John Hoffecker, an expert on human adaptations to cold climates, offers a fascinating chapter on the human response to the ice age. Novel forms of humankind evolved repeatedly in Africa and migrated into Eurasia during the Ice Age, confronting either intense cold or intervals of warmth. Homo sapiens, finally, with the emergence of mind brought a new capacity for adaptation to environmental challenges. They spread into an astonishing range of habitats and climate zones without differentiating into new species, and displaced their cold-adapted Neanderthal cousins. One hopes that the creative powers of mind will be adequate to the rather different range of challenges ahead.

Paleontologist Hannah O’Regan completes the picture with a survey of the animal life of the ice age. Megafauna survived all glacials but the last, and while acknowledging the controversy surrounding the extinctions O’Regan notes that what differentiates the last glaciation from the others is the arrival of modern humans on all continents.

Fagan returns with a chapter on the way human communities have adapted and flourished in the ten or so millenia since the last glacial period.
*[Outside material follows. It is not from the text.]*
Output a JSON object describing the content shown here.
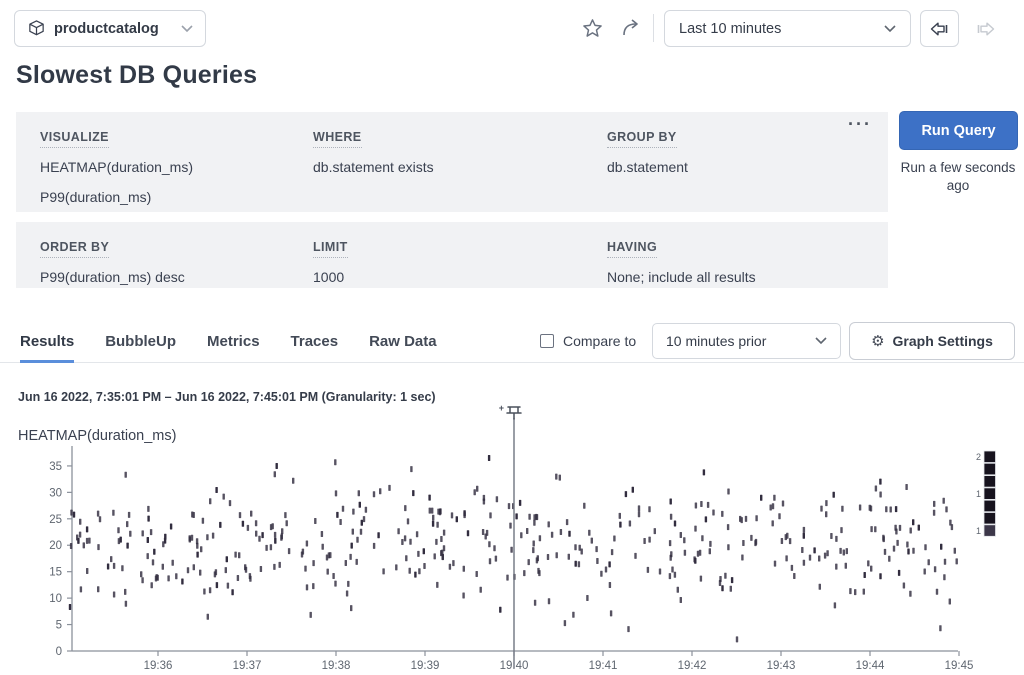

Sea level rises in the order of 90-120 metres were among the staggering environmental changes initially faced. The relatively stable climatic conditions of the Holocene have seen the development of agriculture and animal domestication and the appearance of civilisation, but even minor temperature and rainfall shifts within this context have had dramatic effects on human societies, especially through the incidence of famine. “We would be rash to assume that our own cities are impregnable to climatic forces that are beyond our control.”  (Readers of Brian Fagan’s absorbing earlier book on the medieval warm period The Great Warming will recall his reconstruction of the devastating effects of drought on many civilisations of the time and his expressed concern that future global warming, unprecedented for human society, will include drought that will severely affect crowded populations in vulnerable parts of today’s world.)

As Mark Maslin reminds us in a final chapter on the future, we are part of the ice age and depend on its legacy. The huge ice sheets of Greenland and Antarctica are witness to that. What happens if you put lots of greenhouse gases into the atmosphere of a planet with lots of ice sheets? That is the experiment which is now under way. What the study of the Ice Age tells us is that when climate changes it can do so suddenly and without warning. The book adds its voice to the many warning us that the experiment is dangerous and should be stopped.

The study of past climates is important for our understanding of the present and the future we are storing up, as a number of books reviewed on Hot Topic make clear, including Broecker’s Fixing Climate, Ward’s Under a Green Sky, Turney’s Ice, Mud and Blood and Archer’s The Long Thaw. But in a book like this one by Fagan and his associates there’s also an intrinsic interest in the picture of the past that is being constructed as the jigsaw is assembled. I read it partly for the sheer pleasure of sensing the past, untroubled, albeit only briefly, by anxieties about the future.